A former three-star general who served as the Republicans' chief counsel on the Benghazi Select Committee repeatedly acknowledged as he interviewed witnesses during the committee's investigation that nothing "could have been done differently to affect the outcome in Benghazi."
The quotes, which came from multiple interviews conducted by the committee, were revealed publicly for the first time in a letter to Benghazi Select Committee chairman Trey Gowdy, R-S.C., from ranking member Elijah Cummings, D-Md., and House Armed Services Committee ranking member Adam Smith, D-Wash.
Although he is not identified by name in the letter, it has been publicly reported that Gowdy had hired Lt. Gen. Dana K. Chipman "to lead the panel's legal team." Chipman left the committee earlier this year.
While interviewing former Secretary of Defense Leon Panetta in January, the then-chief counsel acknowledged, "I think you ordered exactly the right forces to move out and to head toward a position where they could reinforce what was occurring in Benghazi or in Tripoli or elsewhere in the region. And, sir, I don't disagree with the actions you took, the recommendations you made, and the decisions you directed." (Emphasis added)
Later in the interview he told Panetta, "And again, sir, I don't mean to suggest that anything could have been done differently to affect the outcome in Benghazi, and I think you would agree with that."
These statements undermine one of the GOP's most heavily recycled -- and completely unfounded -- talking points about the 2012 attack on the U.S. diplomatic compound and CIA annex in Benghazi, Libya, which killed four Americans. Republicans have repeatedly and baselessly claimed that President Obama and former Secretary of State Hillary Clinton ordered the military to "stand down" and not respond to the attacks.
Gowdy praised Chipman when he brought him onto the committee's legal team, remarking, "If you are serious about conducting a fair, thorough, fact-centric investigation devoid of gratuitous partisanship, it stands to reason you would select someone with those same characteristics to lead the investigation."
In the committee's "Interim Progress Update," released in May 2015, Gowdy boasted of the "highly-qualified staff" he had gathered to aid the investigation, specifically mentioning Chipman.
In an interview with Defense Department Chief of Staff Jeremy Bash, the form chief council made similar comments to those he had made to Panetta. "I would posit that from my perspective, having looked at all the materials over the last 18 months, we could not have affected the response to what occurred by 5:15 in the morning on the 12th of September in Benghazi, Libya," he said. "So let me start with that positing or that stipulation."
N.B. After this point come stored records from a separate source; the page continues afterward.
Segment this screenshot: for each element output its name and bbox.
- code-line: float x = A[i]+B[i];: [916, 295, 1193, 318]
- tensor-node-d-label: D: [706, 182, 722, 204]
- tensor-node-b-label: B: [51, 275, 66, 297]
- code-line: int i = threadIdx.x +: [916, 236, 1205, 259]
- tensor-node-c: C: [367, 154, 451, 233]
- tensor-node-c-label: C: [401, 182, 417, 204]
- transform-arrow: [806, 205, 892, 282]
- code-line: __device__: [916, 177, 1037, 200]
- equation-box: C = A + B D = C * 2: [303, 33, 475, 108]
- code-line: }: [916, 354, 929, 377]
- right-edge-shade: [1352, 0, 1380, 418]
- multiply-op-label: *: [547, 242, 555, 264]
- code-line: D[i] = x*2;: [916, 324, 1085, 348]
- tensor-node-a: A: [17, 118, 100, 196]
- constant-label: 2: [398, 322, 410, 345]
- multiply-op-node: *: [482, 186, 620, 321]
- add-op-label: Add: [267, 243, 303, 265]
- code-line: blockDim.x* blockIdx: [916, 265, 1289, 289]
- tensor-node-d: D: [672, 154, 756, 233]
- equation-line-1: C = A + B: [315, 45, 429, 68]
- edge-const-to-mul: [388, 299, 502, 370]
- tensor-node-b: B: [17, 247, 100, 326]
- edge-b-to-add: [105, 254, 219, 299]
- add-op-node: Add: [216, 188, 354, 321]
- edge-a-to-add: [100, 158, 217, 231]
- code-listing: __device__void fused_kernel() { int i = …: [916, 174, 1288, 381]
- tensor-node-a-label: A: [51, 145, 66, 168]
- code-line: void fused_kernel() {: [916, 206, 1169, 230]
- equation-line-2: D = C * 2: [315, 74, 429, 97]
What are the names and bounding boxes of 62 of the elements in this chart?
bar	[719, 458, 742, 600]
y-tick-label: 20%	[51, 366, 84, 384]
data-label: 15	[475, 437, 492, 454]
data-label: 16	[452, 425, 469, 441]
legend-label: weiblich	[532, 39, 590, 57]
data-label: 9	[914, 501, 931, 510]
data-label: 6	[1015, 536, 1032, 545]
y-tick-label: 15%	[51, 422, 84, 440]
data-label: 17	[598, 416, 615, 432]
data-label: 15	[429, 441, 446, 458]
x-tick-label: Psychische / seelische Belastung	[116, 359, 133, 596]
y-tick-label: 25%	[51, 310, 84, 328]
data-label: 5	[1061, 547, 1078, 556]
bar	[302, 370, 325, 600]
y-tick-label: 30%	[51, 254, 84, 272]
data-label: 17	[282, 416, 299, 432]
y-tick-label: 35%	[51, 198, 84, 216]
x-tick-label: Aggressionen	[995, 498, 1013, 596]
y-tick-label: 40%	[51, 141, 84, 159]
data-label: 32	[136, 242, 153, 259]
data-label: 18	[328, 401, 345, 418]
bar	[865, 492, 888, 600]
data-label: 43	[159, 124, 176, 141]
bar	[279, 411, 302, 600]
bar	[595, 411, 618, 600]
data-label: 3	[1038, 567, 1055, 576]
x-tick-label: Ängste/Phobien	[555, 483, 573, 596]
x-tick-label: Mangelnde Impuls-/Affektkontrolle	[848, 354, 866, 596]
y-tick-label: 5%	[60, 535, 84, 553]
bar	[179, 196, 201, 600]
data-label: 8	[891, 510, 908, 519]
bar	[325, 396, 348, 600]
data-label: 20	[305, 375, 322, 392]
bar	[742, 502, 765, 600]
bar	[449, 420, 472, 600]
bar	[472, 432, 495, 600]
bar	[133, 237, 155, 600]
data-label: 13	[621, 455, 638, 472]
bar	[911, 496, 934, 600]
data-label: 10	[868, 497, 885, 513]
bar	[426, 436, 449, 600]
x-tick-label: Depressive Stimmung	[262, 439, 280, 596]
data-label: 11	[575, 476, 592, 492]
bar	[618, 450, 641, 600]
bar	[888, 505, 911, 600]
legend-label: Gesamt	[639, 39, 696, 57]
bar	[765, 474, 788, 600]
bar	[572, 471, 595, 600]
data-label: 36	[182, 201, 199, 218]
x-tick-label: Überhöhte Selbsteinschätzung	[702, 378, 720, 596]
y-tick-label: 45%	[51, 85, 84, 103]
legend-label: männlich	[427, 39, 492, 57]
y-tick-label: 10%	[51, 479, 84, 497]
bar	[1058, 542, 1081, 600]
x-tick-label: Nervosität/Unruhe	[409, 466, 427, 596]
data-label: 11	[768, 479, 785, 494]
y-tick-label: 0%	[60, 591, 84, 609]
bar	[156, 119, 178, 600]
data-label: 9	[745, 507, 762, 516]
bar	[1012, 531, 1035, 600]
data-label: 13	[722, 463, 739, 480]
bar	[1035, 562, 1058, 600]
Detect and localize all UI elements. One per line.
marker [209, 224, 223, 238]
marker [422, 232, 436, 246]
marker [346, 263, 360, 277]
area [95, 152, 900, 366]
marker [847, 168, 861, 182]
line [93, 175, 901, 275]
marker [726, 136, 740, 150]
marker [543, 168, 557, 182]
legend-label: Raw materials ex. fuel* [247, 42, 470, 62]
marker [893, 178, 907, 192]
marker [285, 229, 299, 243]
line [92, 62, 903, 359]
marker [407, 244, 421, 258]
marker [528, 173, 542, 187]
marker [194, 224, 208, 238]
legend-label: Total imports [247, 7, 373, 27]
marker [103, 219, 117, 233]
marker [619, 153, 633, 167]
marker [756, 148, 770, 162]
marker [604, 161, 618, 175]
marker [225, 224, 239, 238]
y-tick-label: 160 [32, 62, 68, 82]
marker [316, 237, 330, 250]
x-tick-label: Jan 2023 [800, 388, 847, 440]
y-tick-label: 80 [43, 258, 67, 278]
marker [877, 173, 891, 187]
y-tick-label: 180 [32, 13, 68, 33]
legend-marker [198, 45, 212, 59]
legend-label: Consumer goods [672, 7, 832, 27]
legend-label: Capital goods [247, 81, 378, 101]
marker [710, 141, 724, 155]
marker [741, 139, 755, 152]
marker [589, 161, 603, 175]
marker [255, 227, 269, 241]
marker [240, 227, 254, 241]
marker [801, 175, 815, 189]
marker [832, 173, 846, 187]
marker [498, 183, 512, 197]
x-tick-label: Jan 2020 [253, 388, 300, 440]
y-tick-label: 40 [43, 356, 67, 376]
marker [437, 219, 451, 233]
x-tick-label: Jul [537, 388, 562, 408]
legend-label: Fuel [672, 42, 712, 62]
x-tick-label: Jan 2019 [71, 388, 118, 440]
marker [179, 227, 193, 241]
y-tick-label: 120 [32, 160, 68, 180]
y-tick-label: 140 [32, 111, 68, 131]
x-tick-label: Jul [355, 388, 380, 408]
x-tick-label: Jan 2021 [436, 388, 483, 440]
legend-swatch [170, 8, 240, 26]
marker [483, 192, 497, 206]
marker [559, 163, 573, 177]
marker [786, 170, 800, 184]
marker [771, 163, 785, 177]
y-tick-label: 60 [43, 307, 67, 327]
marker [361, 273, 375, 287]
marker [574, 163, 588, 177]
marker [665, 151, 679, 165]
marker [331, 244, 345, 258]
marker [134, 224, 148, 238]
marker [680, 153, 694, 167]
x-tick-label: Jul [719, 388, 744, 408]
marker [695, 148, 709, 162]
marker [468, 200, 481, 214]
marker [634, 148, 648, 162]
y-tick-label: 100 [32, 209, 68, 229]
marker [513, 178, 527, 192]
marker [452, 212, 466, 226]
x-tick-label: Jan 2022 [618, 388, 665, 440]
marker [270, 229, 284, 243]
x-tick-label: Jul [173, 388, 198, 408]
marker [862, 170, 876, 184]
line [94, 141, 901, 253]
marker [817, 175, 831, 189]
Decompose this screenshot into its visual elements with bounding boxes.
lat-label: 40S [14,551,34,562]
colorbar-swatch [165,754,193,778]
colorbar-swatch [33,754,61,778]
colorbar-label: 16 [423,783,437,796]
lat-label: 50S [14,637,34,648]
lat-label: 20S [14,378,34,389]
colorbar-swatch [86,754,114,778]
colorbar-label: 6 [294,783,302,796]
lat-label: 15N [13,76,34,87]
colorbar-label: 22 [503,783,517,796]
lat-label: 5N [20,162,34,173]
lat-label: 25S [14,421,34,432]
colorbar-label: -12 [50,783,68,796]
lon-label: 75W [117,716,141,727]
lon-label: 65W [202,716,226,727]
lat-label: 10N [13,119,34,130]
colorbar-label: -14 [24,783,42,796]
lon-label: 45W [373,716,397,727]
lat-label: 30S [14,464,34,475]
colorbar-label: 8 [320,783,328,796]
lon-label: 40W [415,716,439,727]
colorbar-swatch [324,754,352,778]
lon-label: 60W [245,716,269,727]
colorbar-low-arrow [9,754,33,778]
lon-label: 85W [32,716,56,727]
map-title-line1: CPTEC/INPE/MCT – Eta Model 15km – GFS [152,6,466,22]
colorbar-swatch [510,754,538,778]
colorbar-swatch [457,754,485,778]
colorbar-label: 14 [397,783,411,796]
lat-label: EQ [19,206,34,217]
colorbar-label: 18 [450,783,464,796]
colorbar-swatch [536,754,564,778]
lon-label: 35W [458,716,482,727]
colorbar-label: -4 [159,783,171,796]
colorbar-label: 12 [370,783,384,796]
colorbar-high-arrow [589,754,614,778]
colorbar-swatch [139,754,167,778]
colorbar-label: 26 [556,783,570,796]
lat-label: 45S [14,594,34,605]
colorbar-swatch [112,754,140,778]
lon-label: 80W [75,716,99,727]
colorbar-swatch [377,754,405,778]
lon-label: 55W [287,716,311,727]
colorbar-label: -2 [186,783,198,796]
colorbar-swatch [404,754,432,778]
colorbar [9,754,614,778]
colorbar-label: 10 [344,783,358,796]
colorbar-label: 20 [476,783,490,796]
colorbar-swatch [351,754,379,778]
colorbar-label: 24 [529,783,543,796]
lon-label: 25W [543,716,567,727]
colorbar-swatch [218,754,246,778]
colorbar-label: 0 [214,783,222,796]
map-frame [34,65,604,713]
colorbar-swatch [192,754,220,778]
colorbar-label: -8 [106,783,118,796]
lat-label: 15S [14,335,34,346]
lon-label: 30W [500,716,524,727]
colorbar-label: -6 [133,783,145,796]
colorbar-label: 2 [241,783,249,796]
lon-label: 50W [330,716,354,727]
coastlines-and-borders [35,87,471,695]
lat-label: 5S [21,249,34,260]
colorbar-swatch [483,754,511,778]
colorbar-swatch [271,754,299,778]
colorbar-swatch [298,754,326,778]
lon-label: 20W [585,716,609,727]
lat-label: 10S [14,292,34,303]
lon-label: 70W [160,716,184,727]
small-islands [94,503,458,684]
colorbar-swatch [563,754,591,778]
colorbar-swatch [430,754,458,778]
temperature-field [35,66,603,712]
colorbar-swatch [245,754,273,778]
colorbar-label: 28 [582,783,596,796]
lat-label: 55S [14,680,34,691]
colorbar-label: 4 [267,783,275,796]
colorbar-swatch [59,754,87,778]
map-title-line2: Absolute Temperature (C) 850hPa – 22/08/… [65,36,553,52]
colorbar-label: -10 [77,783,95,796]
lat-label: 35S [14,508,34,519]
During the same interview, he also noted, "I don't see any way to influence what occurred there. But what I am worried about is we're caught by surprise on 9/11, we've got nothing postured to respond in a timely manner -- and you can debate what's timely, what's untimely, but nothing could have affected what occurred in Benghazi."
These statements are all in line with the conclusions of previous investigations, including those conducted by the Republican-led House Armed Services Committee and the Senate Intelligence Committee. They also match statements by military leaders including Joint Chief of Staff Chairman Martin Dempsey.
Yet Gowdy continues to claim that his committee is uncovering ground-breaking new information, saying in a statement last week that "the committee has identified new facts that significantly impact our understanding of what happened before, during, and after Benghazi."
Gowdy, in an apparently desperate attempt to find damning information about the administration's response to the attack, has sought to call as witnesses a man who anonymously called in to a right-wing radio show claiming to have previously undisclosed knowledge of the events and a purported whistleblower who recently spoke with Fox News.
Despite Gowdy's desperate attempts to salvage the image of his committee, Chipman's statements raise serious questions about what the Benghazi Select Committee has accomplished in the course of its two-year, $6.9 million investigation.